I don’t know if you realize this, but we’re kind of a big deal when it comes to chili. We hosted a chili cook off back in November (you know, when it was actually chili weather) and although we really tried our best to be gracious hosts, I’m afraid we creamed the competition and won in a landslide. This chili is the bomb. It’s just that simple.
On the off chance that anyone else feels like ringing in spring with a big, steaming bowl of comfort food, here’s how it goes:
CHILI (Adapted from a Southern Living recipe)
- 2 lbs chuck roast, trimmed and cut into 1/2-inch cubes
- 1 medium onion, chopped
- 1 jalapeno, minced
- 4 garlic cloves, minced
- 2 (15-oz.) cans beans–whatever floats your boat
- 3 (8-oz.) cans tomato sauce
- 1 beer
- A little less than 2 c beef broth
- 1 (6-oz.) can tomato paste
- 1 (4.5-oz.) can chopped green chiles
- 2 T chili powder
- 1 T Worcestershire sauce
- 2 t ground cumin
- 1 to 2 t cayenne (I back off this a little, since I add the jalapeno with the seeds)
- 1 t paprika
- 1 t hot sauce
Toss the meat, onion, garlic, and jalapeno into a large pot with a little bit of olive oil and cook it up, stirring frequently, until the meat is browned.
Now, you dump. Dump the tomato sauce, dump the beer, dump the broth, dump the tomato paste, dump the chiles. Add all the spices, give it a good stir, and walk away.

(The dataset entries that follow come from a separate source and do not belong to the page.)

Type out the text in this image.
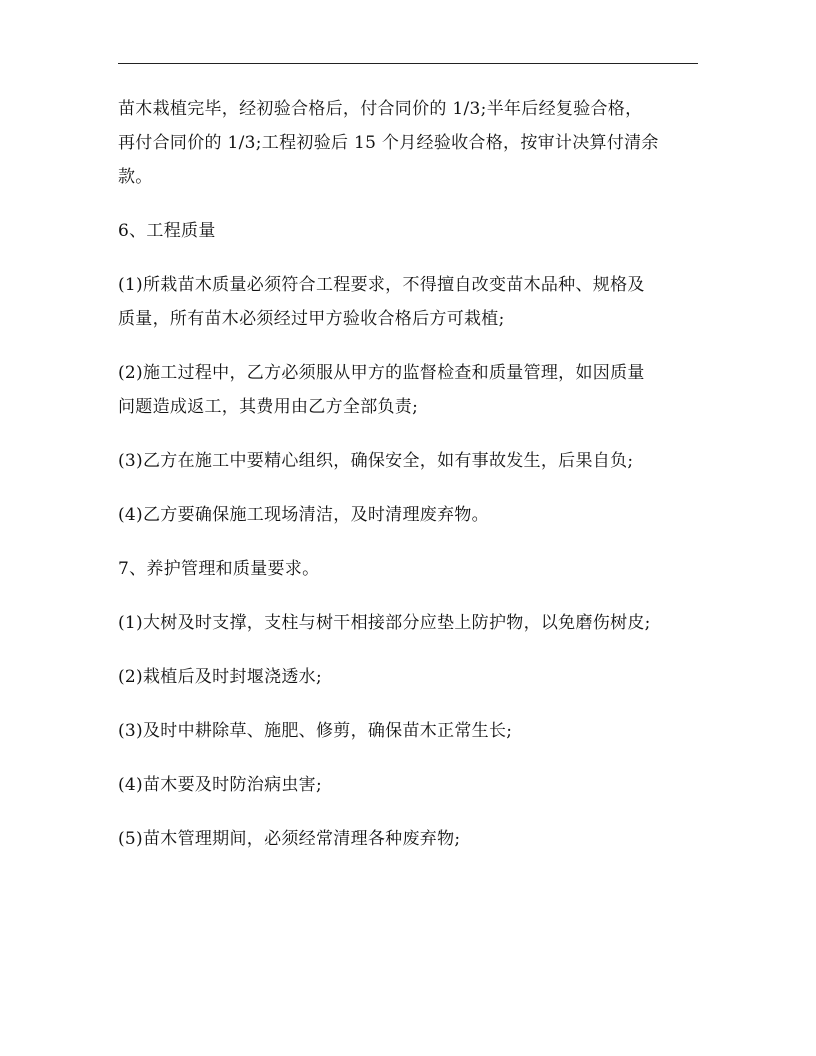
苗木栽植完毕，经初验合格后，付合同价的 1/3;半年后经复验合格，
再付合同价的 1/3;工程初验后 15 个月经验收合格，按审计决算付清余
款。

6、工程质量

(1)所栽苗木质量必须符合工程要求，不得擅自改变苗木品种、规格及
质量，所有苗木必须经过甲方验收合格后方可栽植;

(2)施工过程中，乙方必须服从甲方的监督检查和质量管理，如因质量
问题造成返工，其费用由乙方全部负责;

(3)乙方在施工中要精心组织，确保安全，如有事故发生，后果自负;

(4)乙方要确保施工现场清洁，及时清理废弃物。

7、养护管理和质量要求。

(1)大树及时支撑，支柱与树干相接部分应垫上防护物，以免磨伤树皮;

(2)栽植后及时封堰浇透水;

(3)及时中耕除草、施肥、修剪，确保苗木正常生长;

(4)苗木要及时防治病虫害;

(5)苗木管理期间，必须经常清理各种废弃物;
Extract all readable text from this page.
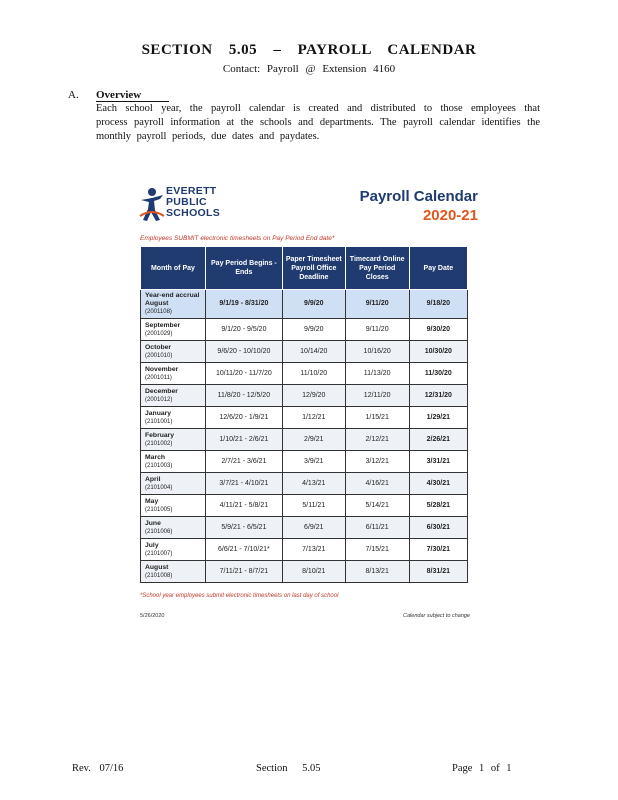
SECTION 5.05 – PAYROLL CALENDAR
Contact: Payroll @ Extension 4160
A. Overview
Each school year, the payroll calendar is created and distributed to those employees that process payroll information at the schools and departments. The payroll calendar identifies the monthly payroll periods, due dates and paydates.
EVERETT
PUBLIC
SCHOOLS
Payroll Calendar
2020-21
Employees SUBMIT electronic timesheets on Pay Period End date*
Month of Pay	Pay Period Begins - Ends	Paper Timesheet Payroll Office Deadline	Timecard Online Pay Period Closes	Pay Date
Year-end accrual August
(2001108)	9/1/19 - 8/31/20	9/9/20	9/11/20	9/18/20
September
(2001029)	9/1/20 - 9/5/20	9/9/20	9/11/20	9/30/20
October
(2001010)	9/6/20 - 10/10/20	10/14/20	10/16/20	10/30/20
November
(2001011)	10/11/20 - 11/7/20	11/10/20	11/13/20	11/30/20
December
(2001012)	11/8/20 - 12/5/20	12/9/20	12/11/20	12/31/20
January
(2101001)	12/6/20 - 1/9/21	1/12/21	1/15/21	1/29/21
February
(2101002)	1/10/21 - 2/6/21	2/9/21	2/12/21	2/26/21
March
(2101003)	2/7/21 - 3/6/21	3/9/21	3/12/21	3/31/21
April
(2101004)	3/7/21 - 4/10/21	4/13/21	4/16/21	4/30/21
May
(2101005)	4/11/21 - 5/8/21	5/11/21	5/14/21	5/28/21
June
(2101006)	5/9/21 - 6/5/21	6/9/21	6/11/21	6/30/21
July
(2101007)	6/6/21 - 7/10/21*	7/13/21	7/15/21	7/30/21
August
(2101008)	7/11/21 - 8/7/21	8/10/21	8/13/21	8/31/21
*School year employees submit electronic timesheets on last day of school
5/26/2020	Calendar subject to change
Rev. 07/16	Section 5.05	Page 1 of 1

The following three hours will be torture. Your house will start to smell like heaven, provided heaven smells like chili. All you’ll want to do is eat the chili, but you can’t! You mustn’t! It needs time to get acquainted with itself and to reduce to a thick, rich, fragrant stew. The good news is that you can sneak a taste every time you stir the pot, which should happen only as frequently as you need to sneak a taste. After about two hours, go ahead and add the beans.
After three hours, your chili will finally, finally be ready. Wipe your drool, grab a bowl, and fill it up. We sometimes serve this over rice. Sour cream and cheese only make it more excellent.